O que se desenrola na tela é um ritual de passagem, um desmonte calculado de uma imagem cuidadosamente construída. Pennebaker não se limita a filmar a performance; ele mergulha na atmosfera febril dos bastidores, nos olhares cúmplices entre Bowie e seus Spiders, nos figurinos extravagantes que desafiam as convenções de gênero. O filme pulsa com a energia crua do rock’n’roll, mas também sugere a fragilidade inerente à fama e à constante necessidade de reinvenção.

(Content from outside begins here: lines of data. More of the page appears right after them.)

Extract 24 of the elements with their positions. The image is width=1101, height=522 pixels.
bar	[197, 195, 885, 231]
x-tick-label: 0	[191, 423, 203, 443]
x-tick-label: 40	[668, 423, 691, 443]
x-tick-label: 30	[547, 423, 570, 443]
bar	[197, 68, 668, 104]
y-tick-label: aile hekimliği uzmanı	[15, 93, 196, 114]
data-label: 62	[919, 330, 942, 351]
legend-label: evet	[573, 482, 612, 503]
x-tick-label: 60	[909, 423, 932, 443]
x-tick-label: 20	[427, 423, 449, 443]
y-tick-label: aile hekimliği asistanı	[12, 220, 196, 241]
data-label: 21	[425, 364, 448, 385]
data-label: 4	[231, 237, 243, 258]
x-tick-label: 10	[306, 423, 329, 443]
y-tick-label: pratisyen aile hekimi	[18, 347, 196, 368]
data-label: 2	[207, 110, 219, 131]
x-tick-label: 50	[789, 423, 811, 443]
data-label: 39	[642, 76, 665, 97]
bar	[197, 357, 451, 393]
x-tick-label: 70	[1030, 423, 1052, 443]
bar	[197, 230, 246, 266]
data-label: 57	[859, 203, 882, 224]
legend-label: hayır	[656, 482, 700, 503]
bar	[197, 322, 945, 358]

A obra de Pennebaker se afasta da hagiografia, evitando a construção de uma narrativa heroica. Ao invés disso, apresenta um retrato complexo de um artista no ápice de sua criatividade, consciente da efemeridade de seu sucesso e da necessidade de evoluir. Ziggy Stardust, o messias andrógino, deixa o palco, mas sua influência ressoa muito além do Hammersmith Odeon, inspirando gerações de artistas a questionar as normas e a celebrar a individualidade. A câmera de Pennebaker, como um observador atento, nos convida a testemunhar esse momento crucial na história da música, onde a arte se torna vida e a vida se transforma em arte. O filme nos mostra que a transformação, por mais dolorosa que seja, é a única constante no universo.